Il chirurgo ortopedico di Maradona, il tedesco Ochoa, ha detto all'inizio di quest'anno che l'ex stella del calcio non ha praticamente più cartilagine nelle ginocchia a causa di una grave artrosi e necessita di protesi. "Insieme abbiamo stupito il mondo, abbiamo dimostrato che il calcio è tutta una questione di passione e di cuore, sarai sempre un Dorado, grazie per tutto Diego - ha twittato il club - . Guarisci e ci vedremo presto".

Quando Maradona era arrivato a Sinaloa, considerato il cuore del narcotraffico in Messico, in molti avevano temuto una sua ricaduta nei problemi di dipendenza del passato. Ma nei nove mesi trascorsi in Messico il calciatore della 'mano de Dios' non ha mai avuto problemi fuori dal campo ed è riuscito a portare la sua squadra vicino alla prima divisione, persa per un pelo a favore dell'Atletico San Luis.

MARADONA: "DEVO PENSARE ALLA MIA SALUTE. GRAZIE DORADOS, SAREMO UNITI PER SEMPRE"
"Ciao a tutti. Volevo chiarire che la mia decisione di lasciare i Dorados de Sinaloa ha a che fare con la mia salute. Oggi sfortunatamente devo fare un passo indietro e lasciare il club, che mi ha fatto sentire come se fossi a casa mia.

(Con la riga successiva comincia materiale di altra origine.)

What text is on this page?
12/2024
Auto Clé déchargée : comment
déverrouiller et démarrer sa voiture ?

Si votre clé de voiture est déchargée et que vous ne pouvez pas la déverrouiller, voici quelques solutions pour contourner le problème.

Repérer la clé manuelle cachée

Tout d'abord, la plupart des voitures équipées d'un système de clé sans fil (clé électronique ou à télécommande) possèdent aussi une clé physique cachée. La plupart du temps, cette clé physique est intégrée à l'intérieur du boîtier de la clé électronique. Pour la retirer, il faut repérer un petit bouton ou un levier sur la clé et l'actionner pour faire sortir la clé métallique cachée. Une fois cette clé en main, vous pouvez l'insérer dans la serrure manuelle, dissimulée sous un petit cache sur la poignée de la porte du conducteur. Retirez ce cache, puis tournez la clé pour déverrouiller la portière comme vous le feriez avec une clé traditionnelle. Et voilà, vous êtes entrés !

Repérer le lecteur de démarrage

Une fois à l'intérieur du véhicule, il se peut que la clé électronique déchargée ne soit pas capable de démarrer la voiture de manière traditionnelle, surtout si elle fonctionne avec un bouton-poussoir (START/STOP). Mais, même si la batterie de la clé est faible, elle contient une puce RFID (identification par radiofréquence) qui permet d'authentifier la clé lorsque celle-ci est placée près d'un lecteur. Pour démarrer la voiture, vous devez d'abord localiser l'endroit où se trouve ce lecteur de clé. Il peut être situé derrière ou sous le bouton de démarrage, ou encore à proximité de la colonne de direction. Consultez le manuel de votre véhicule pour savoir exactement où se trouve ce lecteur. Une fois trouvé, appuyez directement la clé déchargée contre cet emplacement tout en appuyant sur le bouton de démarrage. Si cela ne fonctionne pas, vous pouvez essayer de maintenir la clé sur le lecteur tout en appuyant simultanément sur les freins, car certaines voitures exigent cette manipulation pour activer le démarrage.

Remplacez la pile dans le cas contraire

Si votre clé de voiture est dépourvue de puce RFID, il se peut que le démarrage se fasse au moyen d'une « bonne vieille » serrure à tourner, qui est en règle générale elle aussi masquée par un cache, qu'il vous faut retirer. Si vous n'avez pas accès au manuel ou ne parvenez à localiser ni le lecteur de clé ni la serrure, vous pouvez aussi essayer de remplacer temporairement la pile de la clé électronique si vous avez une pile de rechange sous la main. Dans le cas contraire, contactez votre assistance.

Ringrazio tutti coloro che fanno parte del club, dal Presidente Antonio Nunez, ai tifosi, che ci hanno sempre sostenuto.

Apprezzo anche la serietà e la responsabilità di Jorgealberto Hank e Cristian Bragarnik. Grazie al mio staff tecnico e a tutti i miei giocatori, che hanno raggiunto due finali promozione consecutive.

Ma oggi devo pensare a me stesso e alla mia salute. I medici mi chiedono di fermarmi, perché gli anni passano e ogni volta fa più male. Devo fare due operazioni che ho rinviato a lungo. Grazie a Dio nessuna è rischiosa, ma ci vuole tempo e riposo per poterle fare e credo che questo sia il momento.

Sinceramente non so come spiegarlo, ma ringrazio tutti quelli che pensano sempre a me. Confido che abbiamo lasciato il nome del club in alto, e dico ai Dorados e al suo popolo che siamo uniti per sempre. A presto".